Lorenz disagreed, saying Sheetz does not control prices in the local market. Sheetz gasoline sold in Altoona, Tyrone and State College – which is often priced differently – all comes from a terminal in Duncansville.
“It [the price] depends on the competition. If the product is coming from Altoona, it would be more costly to get it to Tyrone and State College. The cost of transportation may be outweighed by the competition,” Lorenz said. “State College charging less makes no sense. It is purely competition.”
Martin Oil Co., which owns 11 gasoline locations in the area and operates 10 more such as Reighard’s Gas Station in Altoona, is a local competitor of Sheetz. Sheetz and a Martin’s General Store sit across the street from each other at the Bellwood interchange of Interstate 99.
“The bottom line is all competition plays a role and they [Sheetz] just happen to be the largest competitor in the area,” said Martin Oil General Manager Janice Martin. “We match them whenever we can. The smaller the company, the harder it is to do.”
Get Go from Giant Eagle, which has locations in Altoona, Roaring Spring, East Freedom and Ebensburg, has a station a stone’s throw from a Sheetz store on Pleasant Valley Boulevard.
“We price fuel competitively in each of our local markets, and consider multiple factors such as consumer demographic information and proximity to other area fuel stations,” spokesman Dick Roberts said.
Representatives of Turkey Hill, which has locations in East Freedom and Roaring Spring; Snappy’s Convenience Stores, which have several locations throughout the area; and BP Oil, which competed in the Altoona area with Sheetz for several years, did not wish to comment for this story.
Wayne Evans of Altoona, who travels frequently between Altoona and Washington, D.C., said he is frustrated by the gasoline pricing.
“I believe Sheetz is the leader of the band. No one wants to take them on. They dictate the price of gas and everyone else follows them. They are always the first to go up. That has always been an issue for me. I think we are getting ripped off on a regular basis,” Evans said.
Lenard said years ago the price of gasoline was more related to supply and demand than it is today. He said now what affects the price is “potential supplies” or “what if” situations.
For example, when there was unrest in Egypt, there was a concern what would happen if that spread to the Middle East. He said now there are concerns about Iran.
“The ‘what if’ scenarios push up the price,” Lenard said.
Good economic news, such as the country coming out of the recession, the creation of more jobs or an increase in housing starts, also can put more pressure on oil prices, causing them to go up.
“The consumer loses both ways. Oil prices are not directly related to reality any more,” Lenard said.
Weather and world events also play a role in the price of gasoline.
A catastrophic event like Superstorm Sandy that blocks transportation and disrupts supplies typically causes the price to rise.
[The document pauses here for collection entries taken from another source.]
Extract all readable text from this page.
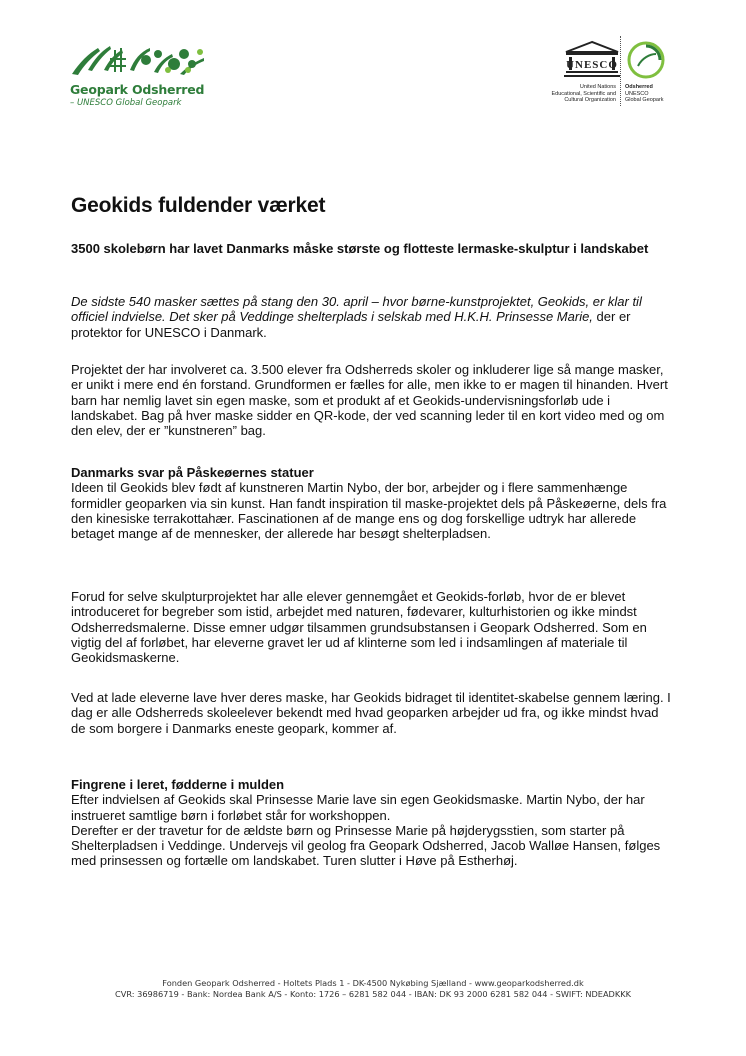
Geopark Odsherred
– UNESCO Global Geopark
UNESCO
United Nations
Educational, Scientific and
Cultural Organization
Odsherred
UNESCO
Global Geopark
Geokids fuldender værket
3500 skolebørn har lavet Danmarks måske største og flotteste lermaske-skulptur i landskabet

De sidste 540 masker sættes på stang den 30. april – hvor børne-kunstprojektet, Geokids, er klar til officiel indvielse. Det sker på Veddinge shelterplads i selskab med H.K.H. Prinsesse Marie, der er protektor for UNESCO i Danmark.

Projektet der har involveret ca. 3.500 elever fra Odsherreds skoler og inkluderer lige så mange masker, er unikt i mere end én forstand. Grundformen er fælles for alle, men ikke to er magen til hinanden. Hvert barn har nemlig lavet sin egen maske, som et produkt af et Geokids-undervisningsforløb ude i landskabet. Bag på hver maske sidder en QR-kode, der ved scanning leder til en kort video med og om den elev, der er ”kunstneren” bag.

Danmarks svar på Påskeøernes statuer

Ideen til Geokids blev født af kunstneren Martin Nybo, der bor, arbejder og i flere sammenhænge formidler geoparken via sin kunst. Han fandt inspiration til maske-projektet dels på Påskeøerne, dels fra den kinesiske terrakottahær. Fascinationen af de mange ens og dog forskellige udtryk har allerede betaget mange af de mennesker, der allerede har besøgt shelterpladsen.

Forud for selve skulpturprojektet har alle elever gennemgået et Geokids-forløb, hvor de er blevet introduceret for begreber som istid, arbejdet med naturen, fødevarer, kulturhistorien og ikke mindst Odsherredsmalerne. Disse emner udgør tilsammen grundsubstansen i Geopark Odsherred. Som en vigtig del af forløbet, har eleverne gravet ler ud af klinterne som led i indsamlingen af materiale til Geokidsmaskerne.

Ved at lade eleverne lave hver deres maske, har Geokids bidraget til identitet-skabelse gennem læring. I dag er alle Odsherreds skoleelever bekendt med hvad geoparken arbejder ud fra, og ikke mindst hvad de som borgere i Danmarks eneste geopark, kommer af.

Fingrene i leret, fødderne i mulden

Efter indvielsen af Geokids skal Prinsesse Marie lave sin egen Geokidsmaske. Martin Nybo, der har instrueret samtlige børn i forløbet står for workshoppen.

Derefter er der travetur for de ældste børn og Prinsesse Marie på højderygsstien, som starter på Shelterpladsen i Veddinge. Undervejs vil geolog fra Geopark Odsherred, Jacob Walløe Hansen, følges med prinsessen og fortælle om landskabet. Turen slutter i Høve på Estherhøj.

Fonden Geopark Odsherred - Holtets Plads 1 - DK-4500 Nykøbing Sjælland - www.geoparkodsherred.dk
CVR: 36986719 - Bank: Nordea Bank A/S - Konto: 1726 – 6281 582 044 - IBAN: DK 93 2000 6281 582 044 - SWIFT: NDEADKKK
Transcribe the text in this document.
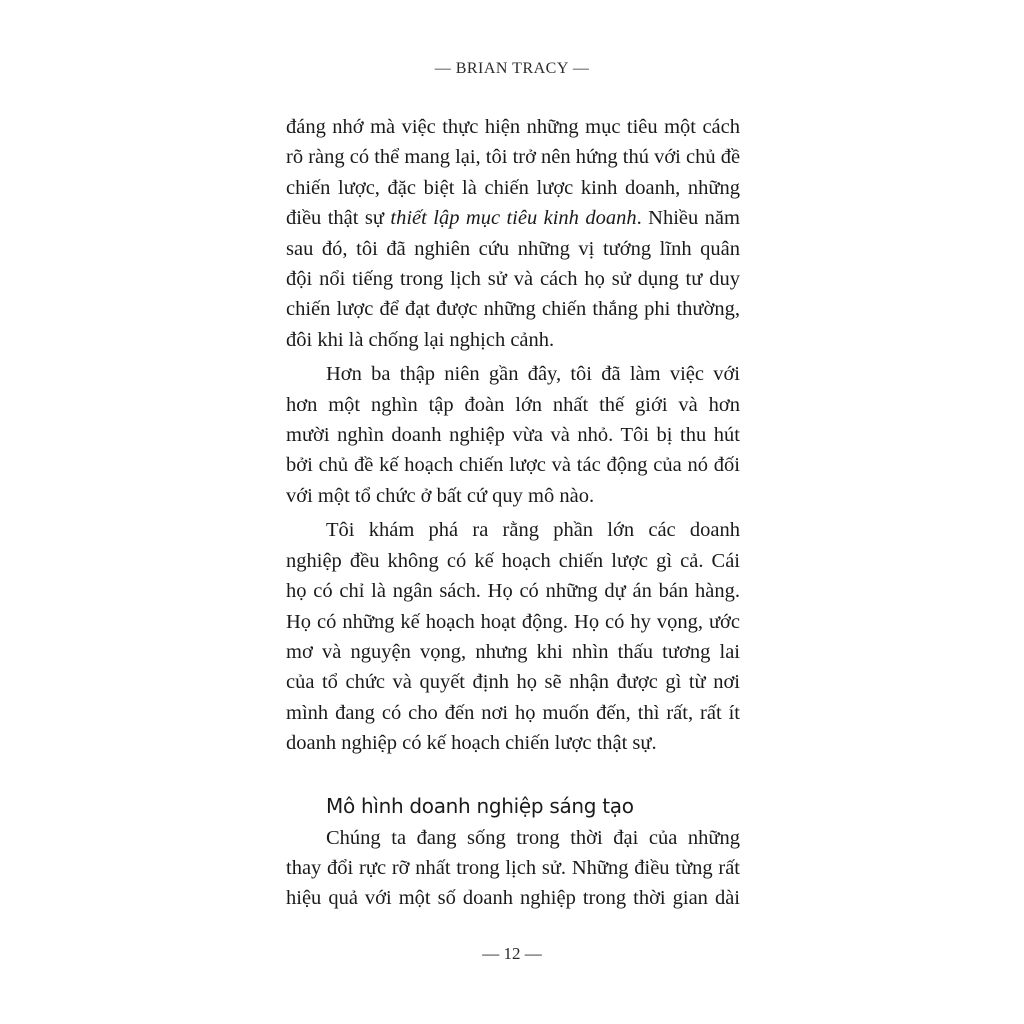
— BRIAN TRACY —

đáng nhớ mà việc thực hiện những mục tiêu một cách
rõ ràng có thể mang lại, tôi trở nên hứng thú với chủ đề
chiến lược, đặc biệt là chiến lược kinh doanh, những
điều thật sự thiết lập mục tiêu kinh doanh. Nhiều năm
sau đó, tôi đã nghiên cứu những vị tướng lĩnh quân
đội nổi tiếng trong lịch sử và cách họ sử dụng tư duy
chiến lược để đạt được những chiến thắng phi thường,
đôi khi là chống lại nghịch cảnh.

Hơn ba thập niên gần đây, tôi đã làm việc với
hơn một nghìn tập đoàn lớn nhất thế giới và hơn
mười nghìn doanh nghiệp vừa và nhỏ. Tôi bị thu hút
bởi chủ đề kế hoạch chiến lược và tác động của nó đối
với một tổ chức ở bất cứ quy mô nào.

Tôi khám phá ra rằng phần lớn các doanh
nghiệp đều không có kế hoạch chiến lược gì cả. Cái
họ có chỉ là ngân sách. Họ có những dự án bán hàng.
Họ có những kế hoạch hoạt động. Họ có hy vọng, ước
mơ và nguyện vọng, nhưng khi nhìn thấu tương lai
của tổ chức và quyết định họ sẽ nhận được gì từ nơi
mình đang có cho đến nơi họ muốn đến, thì rất, rất ít
doanh nghiệp có kế hoạch chiến lược thật sự.

Mô hình doanh nghiệp sáng tạo

Chúng ta đang sống trong thời đại của những
thay đổi rực rỡ nhất trong lịch sử. Những điều từng rất
hiệu quả với một số doanh nghiệp trong thời gian dài

— 12 —
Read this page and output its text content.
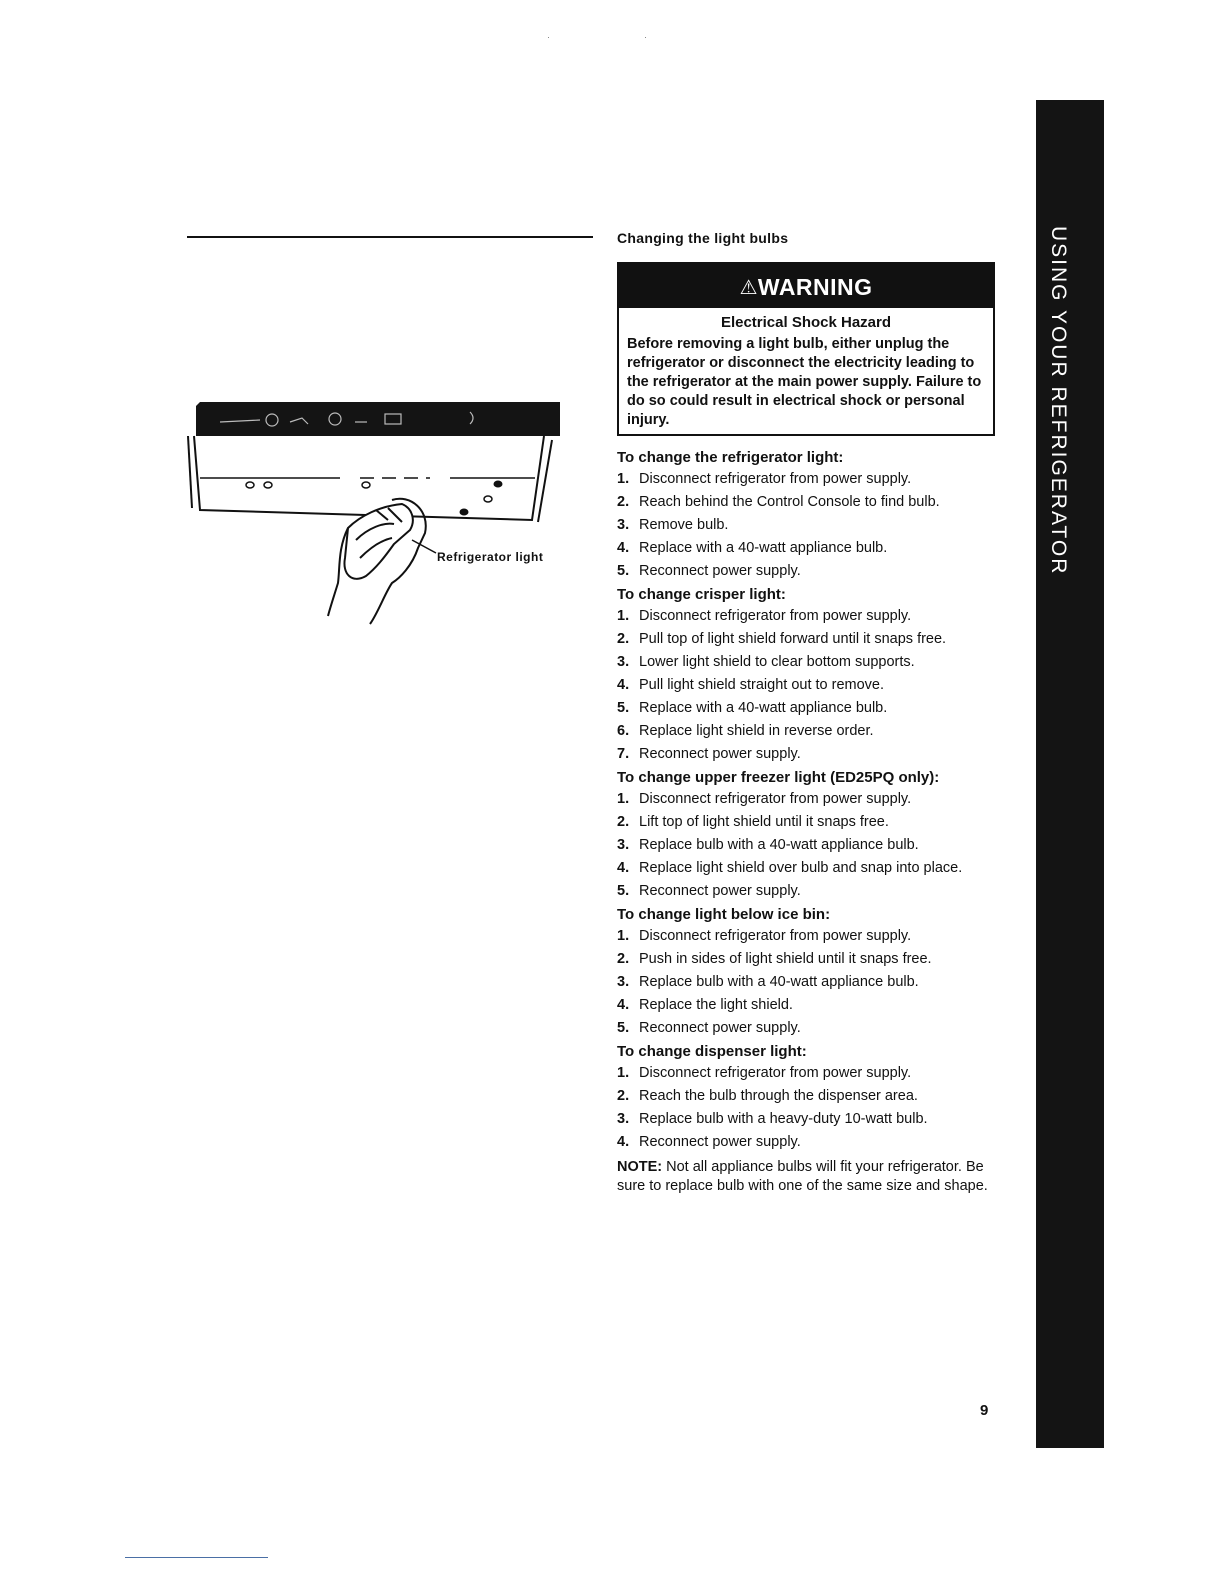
USING YOUR REFRIGERATOR
Refrigerator light
Changing the light bulbs
⚠WARNING
Electrical Shock Hazard
Before removing a light bulb, either unplug the refrigerator or disconnect the electricity leading to the refrigerator at the main power supply. Failure to do so could result in electrical shock or personal injury.
To change the refrigerator light:
1. Disconnect refrigerator from power supply.
2. Reach behind the Control Console to find bulb.
3. Remove bulb.
4. Replace with a 40-watt appliance bulb.
5. Reconnect power supply.
To change crisper light:
1. Disconnect refrigerator from power supply.
2. Pull top of light shield forward until it snaps free.
3. Lower light shield to clear bottom supports.
4. Pull light shield straight out to remove.
5. Replace with a 40-watt appliance bulb.
6. Replace light shield in reverse order.
7. Reconnect power supply.
To change upper freezer light (ED25PQ only):
1. Disconnect refrigerator from power supply.
2. Lift top of light shield until it snaps free.
3. Replace bulb with a 40-watt appliance bulb.
4. Replace light shield over bulb and snap into place.
5. Reconnect power supply.
To change light below ice bin:
1. Disconnect refrigerator from power supply.
2. Push in sides of light shield until it snaps free.
3. Replace bulb with a 40-watt appliance bulb.
4. Replace the light shield.
5. Reconnect power supply.
To change dispenser light:
1. Disconnect refrigerator from power supply.
2. Reach the bulb through the dispenser area.
3. Replace bulb with a heavy-duty 10-watt bulb.
4. Reconnect power supply.
NOTE: Not all appliance bulbs will fit your refrigerator. Be sure to replace bulb with one of the same size and shape.
9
The same would be true if a storm like Hurricane Katrina ends up shutting down the refineries. If that happens, you expect prices to rise, Timmons said.
Andrew predicted the United States will eventually become self-dependent for its gasoline.
“What I find intriguing is because of shale oil, the U.S. will eventually be more self-dependent for oil. Over the next 10 to 15 years, we will become a net exporter of oil. We will be less dependent on the Middle East for oil,” Andrew said. “By 2030, the U.S. will provide two-thirds or three-quarters of its own oil and gasoline.”